I read about that behaviour. Drag a large prey item to the bottom and wedge the rest of it under something on the river bed for later. So do they have the intelligence to understand that they are full or is it just instinct? Not sure that I've ever seen a fat crocodilian.


----------



## Gaboon (Jun 20, 2005)

Hmm makes sense, I think I have neglected these beasts for too long! 

Are there any books scientific or husbandry biased that stand out, specifically on crocodilians?


----------



## Scales and Fangs (Mar 22, 2007)

Our Cuviers has no feeding regime (sp) what so ever.

The only pattern that does stand out is that she wont eat for weeks after she's been handled.

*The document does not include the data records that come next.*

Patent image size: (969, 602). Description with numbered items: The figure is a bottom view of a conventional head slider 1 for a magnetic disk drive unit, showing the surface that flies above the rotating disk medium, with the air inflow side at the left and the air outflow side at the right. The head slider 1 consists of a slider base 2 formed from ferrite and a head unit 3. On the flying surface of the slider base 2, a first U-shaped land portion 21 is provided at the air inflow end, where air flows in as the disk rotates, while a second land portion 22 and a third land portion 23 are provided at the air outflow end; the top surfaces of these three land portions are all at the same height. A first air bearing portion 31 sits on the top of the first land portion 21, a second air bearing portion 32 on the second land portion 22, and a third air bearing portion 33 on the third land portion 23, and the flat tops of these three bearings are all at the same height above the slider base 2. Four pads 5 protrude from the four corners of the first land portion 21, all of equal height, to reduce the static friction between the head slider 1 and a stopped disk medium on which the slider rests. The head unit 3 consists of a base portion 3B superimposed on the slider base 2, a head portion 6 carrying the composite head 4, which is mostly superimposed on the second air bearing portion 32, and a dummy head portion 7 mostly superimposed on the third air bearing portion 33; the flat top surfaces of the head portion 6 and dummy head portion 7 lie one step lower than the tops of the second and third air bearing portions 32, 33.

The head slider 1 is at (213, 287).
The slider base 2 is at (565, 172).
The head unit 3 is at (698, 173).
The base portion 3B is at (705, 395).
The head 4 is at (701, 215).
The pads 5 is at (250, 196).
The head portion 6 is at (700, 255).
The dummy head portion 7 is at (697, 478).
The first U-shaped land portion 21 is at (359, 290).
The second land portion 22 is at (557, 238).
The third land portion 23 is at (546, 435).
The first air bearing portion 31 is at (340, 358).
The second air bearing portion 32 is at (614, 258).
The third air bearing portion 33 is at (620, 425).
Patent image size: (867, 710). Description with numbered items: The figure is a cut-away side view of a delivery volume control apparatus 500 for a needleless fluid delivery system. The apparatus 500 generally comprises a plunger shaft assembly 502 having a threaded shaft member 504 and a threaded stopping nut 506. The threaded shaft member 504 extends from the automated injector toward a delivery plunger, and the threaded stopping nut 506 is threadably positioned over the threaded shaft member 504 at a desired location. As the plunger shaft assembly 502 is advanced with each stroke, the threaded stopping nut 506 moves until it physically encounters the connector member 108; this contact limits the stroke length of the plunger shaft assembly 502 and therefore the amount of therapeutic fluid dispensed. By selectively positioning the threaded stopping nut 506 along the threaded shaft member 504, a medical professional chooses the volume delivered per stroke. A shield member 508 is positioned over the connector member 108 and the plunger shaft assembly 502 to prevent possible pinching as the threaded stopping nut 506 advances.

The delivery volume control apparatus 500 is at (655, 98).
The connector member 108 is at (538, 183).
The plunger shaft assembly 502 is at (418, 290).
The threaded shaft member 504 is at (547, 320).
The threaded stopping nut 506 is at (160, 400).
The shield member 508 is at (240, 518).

She is offered food every week sometimes she will eat 3 weeks in a row, other times she will not eat for a week or 2. Sometimes she will take it if it's left at the side of the water, other times she will launch out the water at it.

She is about 5 years old and just over 3ft, she is offered chicks, various size rodents and the occasional fish.

But to answer the OP question, they are much cheaper than most if not all monitirs to feed.


----------